RE: [PATCH] x86/hyper-v: Zero out the VP assist page to fix CPU offlining

From: Thomas Gleixner
Date: Thu Jul 18 2019 - 03:01:06 EST


On Thu, 18 Jul 2019, Dexuan Cui wrote:
> > On Thu, 4 Jul 2019, Dexuan Cui wrote:
> > This is the allocation when the CPU is brought online for the first
> > time. So what effect has zeroing at allocation time vs. offlining and
> > potentially receiving IPIs? That allocation is never freed.
> >
> > Neither the comment nor the changelog make any sense to me.
> > tglx
>
> That allocation was introduced by the commit
> a46d15cc1ae5 ("x86/hyper-v: allocate and use Virtual Processor Assist Pages").
>
> I think it's ok to not free the page when a CPU is offlined: every
> CPU uses only 1 page and CPU offlining is not really a very usual
> operation except for the scenario of hibernation (and suspend-to-memory),
> where the CPUs are quickly onlined again, when we resume from hibernation.
> IMO Vitaly intentionally decided to not free the page for simplicity of the
> code.
>
> When a CPU (e.g. CPU1) is being onlined, in hv_cpu_init(), we allocate the
> VP_ASSIST_PAGE page and enable the PV EOI optimization for this CPU by
> writing the MSR HV_X64_MSR_VP_ASSIST_PAGE. From now on, this CPU
> *always* uses hvp->apic_assist (which is updated by the hypervisor) to
> decide if it needs to write the EOI MSR:
>
> static void hv_apic_eoi_write(u32 reg, u32 val)
> {
> struct hv_vp_assist_page *hvp = hv_vp_assist_page[smp_processor_id()];
>
> if (hvp && (xchg(&hvp->apic_assist, 0) & 0x1))
> return;
>
> wrmsr(HV_X64_MSR_EOI, val, 0);
> }
>
> When a CPU (e.g. CPU1) is being offlined, on this CPU, we do:
> 1. in hv_cpu_die(), we disable the PV EOI optimizaton for this CPU;
> 2. we finish the remaining work of stopping this CPU;
> 3. this CPU is completed stopped.
>
> Between 1 and 3, this CPU can still receive interrupts (e.g. IPIs from CPU0,
> and Local APIC timer interrupts), and this CPU *must* write the EOI MSR for
> every interrupt received, otherwise the hypervisor may not deliver further
> interrupts, which may be needed to stop this CPU completely.
>
> So we need to make sure hvp->apic_assist.bit0 is zero, after we run the line
> "wrmsrl(HV_X64_MSR_VP_ASSIST_PAGE, 0);" in hv_cpu_die(). The easiest
> way is what I do in this patch. Alternatively, we can use the below patch:
>
> @@ -188,8 +188,12 @@ static int hv_cpu_die(unsigned int cpu)
> local_irq_restore(flags);
> free_page((unsigned long)input_pg);
>
> - if (hv_vp_assist_page && hv_vp_assist_page[cpu])
> + if (hv_vp_assist_page && hv_vp_assist_page[cpu]) {
> + local_irq_save(flags);
> wrmsrl(HV_X64_MSR_VP_ASSIST_PAGE, 0);
> + hvp->apic_assist &= ~1;
> + local_irq_restore(flags);
> + }
>
> if (hv_reenlightenment_cb == NULL)
> return 0;
>
> This second version needs 3+ lines, so I prefer the one-line version. :-)

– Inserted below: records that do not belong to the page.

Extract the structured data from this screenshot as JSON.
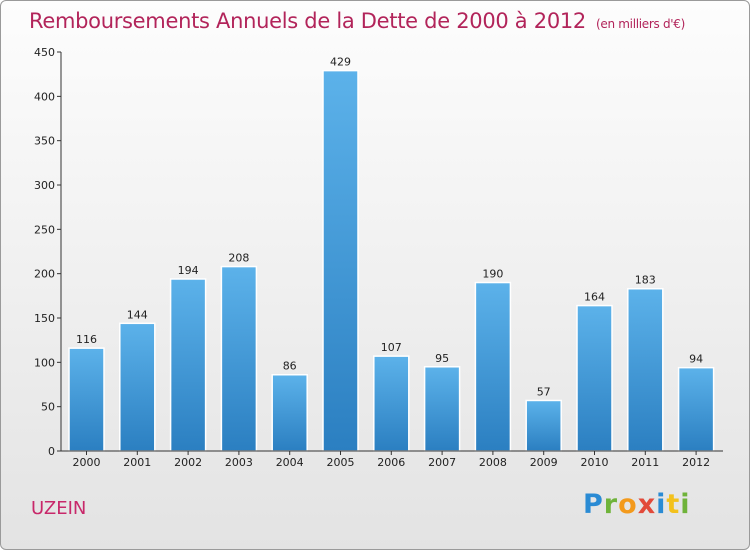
{
  "header": {
    "title": "Remboursements Annuels de la Dette de 2000 à 2012",
    "subtitle": "(en milliers d'€)"
  },
  "footer": {
    "commune": "UZEIN",
    "logo_text": "Proxiti"
  },
  "colors": {
    "title": "#b2245a",
    "bar_top": "#5cb2ea",
    "bar_bottom": "#2b7fc1"
  },
  "chart_data": {
    "type": "bar",
    "title": "Remboursements Annuels de la Dette de 2000 à 2012",
    "subtitle": "(en milliers d'€)",
    "categories": [
      "2000",
      "2001",
      "2002",
      "2003",
      "2004",
      "2005",
      "2006",
      "2007",
      "2008",
      "2009",
      "2010",
      "2011",
      "2012"
    ],
    "values": [
      116,
      144,
      194,
      208,
      86,
      429,
      107,
      95,
      190,
      57,
      164,
      183,
      94
    ],
    "ylim": [
      0,
      450
    ],
    "yticks": [
      0,
      50,
      100,
      150,
      200,
      250,
      300,
      350,
      400,
      450
    ],
    "grid": false,
    "data_labels": true
  }
}
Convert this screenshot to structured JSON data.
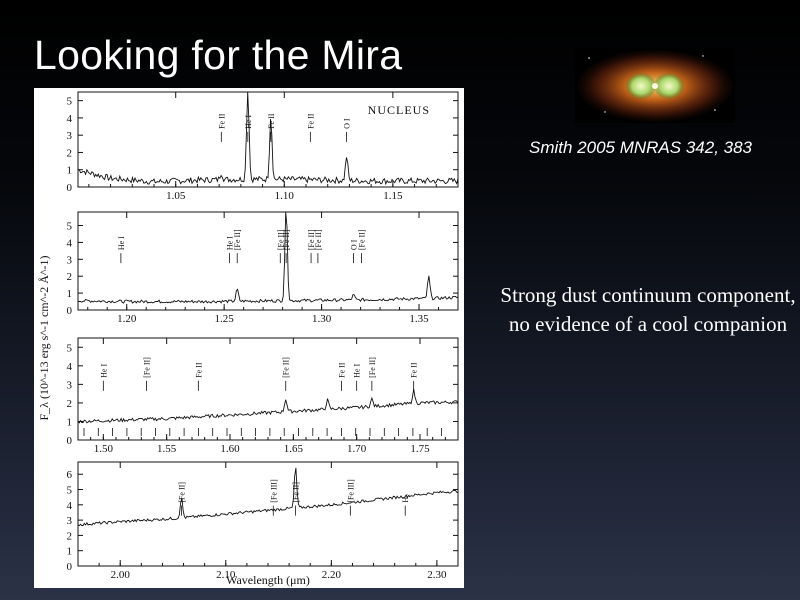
{
  "slide": {
    "title": "Looking for the Mira",
    "citation": "Smith 2005 MNRAS 342, 383",
    "note": "Strong dust continuum component, no evidence of a cool companion",
    "text_color": "#ffffff"
  },
  "chart_data": {
    "type": "line",
    "ylabel": "F_λ (10^-13 erg s^-1 cm^-2 Å^-1)",
    "xlabel": "Wavelength (μm)",
    "panels": [
      {
        "xlim": [
          1.005,
          1.18
        ],
        "ylim": [
          0,
          5.5
        ],
        "xticks": [
          "1.05",
          "1.10",
          "1.15"
        ],
        "xtick_values": [
          1.05,
          1.1,
          1.15
        ],
        "yticks": [
          "0",
          "1",
          "2",
          "3",
          "4",
          "5"
        ],
        "label": "NUCLEUS",
        "series": [
          {
            "x": [
              1.005,
              1.02,
              1.04,
              1.06,
              1.08,
              1.1,
              1.12,
              1.14,
              1.16,
              1.18
            ],
            "y": [
              1.0,
              0.5,
              0.3,
              0.4,
              0.45,
              0.45,
              0.4,
              0.35,
              0.35,
              0.35
            ]
          }
        ],
        "emission": [
          [
            1.071,
            0.4
          ],
          [
            1.0832,
            5.5
          ],
          [
            1.0938,
            3.7
          ],
          [
            1.1287,
            1.4
          ]
        ],
        "line_labels": [
          "Fe II",
          "He I",
          "Fe II",
          "Fe II",
          "O I"
        ],
        "line_positions": [
          1.071,
          1.0832,
          1.0938,
          1.112,
          1.1287
        ]
      },
      {
        "xlim": [
          1.175,
          1.37
        ],
        "ylim": [
          0,
          5.8
        ],
        "xticks": [
          "1.20",
          "1.25",
          "1.30",
          "1.35"
        ],
        "xtick_values": [
          1.2,
          1.25,
          1.3,
          1.35
        ],
        "yticks": [
          "0",
          "1",
          "2",
          "3",
          "4",
          "5"
        ],
        "series": [
          {
            "x": [
              1.175,
              1.2,
              1.24,
              1.28,
              1.32,
              1.36,
              1.37
            ],
            "y": [
              0.55,
              0.5,
              0.5,
              0.55,
              0.6,
              0.7,
              0.75
            ]
          }
        ],
        "emission": [
          [
            1.2567,
            0.7
          ],
          [
            1.2818,
            5.8
          ],
          [
            1.3164,
            0.3
          ],
          [
            1.355,
            1.3
          ]
        ],
        "line_labels": [
          "He I",
          "He I",
          "[Fe II]",
          "[Fe II]",
          "[Fe II]",
          "[Fe II]",
          "[Fe II]",
          "O I",
          "[Fe II]"
        ],
        "line_positions": [
          1.197,
          1.2527,
          1.2567,
          1.2788,
          1.2818,
          1.2946,
          1.2981,
          1.3164,
          1.3205
        ]
      },
      {
        "xlim": [
          1.48,
          1.78
        ],
        "ylim": [
          0,
          5.5
        ],
        "xticks": [
          "1.50",
          "1.55",
          "1.60",
          "1.65",
          "1.70",
          "1.75"
        ],
        "xtick_values": [
          1.5,
          1.55,
          1.6,
          1.65,
          1.7,
          1.75
        ],
        "yticks": [
          "0",
          "1",
          "2",
          "3",
          "4",
          "5"
        ],
        "series": [
          {
            "x": [
              1.48,
              1.55,
              1.6,
              1.65,
              1.7,
              1.75,
              1.78
            ],
            "y": [
              1.0,
              1.15,
              1.35,
              1.55,
              1.75,
              2.0,
              2.05
            ]
          }
        ],
        "emission": [
          [
            1.644,
            0.7
          ],
          [
            1.677,
            0.5
          ],
          [
            1.712,
            0.4
          ],
          [
            1.745,
            0.7
          ]
        ],
        "line_labels": [
          "He I",
          "[Fe II]",
          "Fe II",
          "[Fe II]",
          "Fe II",
          "He I",
          "[Fe II]",
          "Fe II"
        ],
        "line_positions": [
          1.5,
          1.534,
          1.575,
          1.644,
          1.688,
          1.7,
          1.712,
          1.745
        ]
      },
      {
        "xlim": [
          1.96,
          2.32
        ],
        "ylim": [
          0,
          6.8
        ],
        "xticks": [
          "2.00",
          "2.10",
          "2.20",
          "2.30"
        ],
        "xtick_values": [
          2.0,
          2.1,
          2.2,
          2.3
        ],
        "yticks": [
          "0",
          "1",
          "2",
          "3",
          "4",
          "5",
          "6"
        ],
        "series": [
          {
            "x": [
              1.96,
              2.0,
              2.05,
              2.1,
              2.15,
              2.2,
              2.25,
              2.3,
              2.32
            ],
            "y": [
              2.7,
              2.9,
              3.1,
              3.4,
              3.7,
              4.0,
              4.4,
              4.8,
              4.9
            ]
          }
        ],
        "emission": [
          [
            2.058,
            1.3
          ],
          [
            2.1661,
            2.7
          ]
        ],
        "line_labels": [
          "[Fe II]",
          "[Fe III]",
          "[Fe II]",
          "[Fe III]",
          "H₂"
        ],
        "line_positions": [
          2.058,
          2.145,
          2.166,
          2.218,
          2.27
        ]
      }
    ]
  }
}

Those are two different things. The GPF_ZERO allocation makes sense on it's
own but it _cannot_ prevent the following scenario:

cpu_init()
if (!hvp)
hvp = vmalloc(...., GFP_ZERO);
...

hvp->apic_assist |= 1;

#1 cpu_die()
if (....)
wrmsrl(HV_X64_MSR_VP_ASSIST_PAGE, 0);

---> IPI
if (!(hvp->apic_assist & 1))
wrmsr(APIC_EOI); <- PATH not taken

#3 cpu is dead

cpu_init()
if (!hvp)
hvp = vmalloc(....m, GFP_ZERO); <- NOT TAKEN because hvp != NULL

So you have to come up with a better fairy tale why GFP_ZERO 'fixes' this.

Allocating hvp with GFP_ZERO makes sense on it's own so the allocated
memory has a defined state, but that's a different story.

The 3 liner patch above makes way more sense and you can spare the
local_irq_save/restore by moving the whole condition into the
irq_save/restore region above.

Thanks,

tglx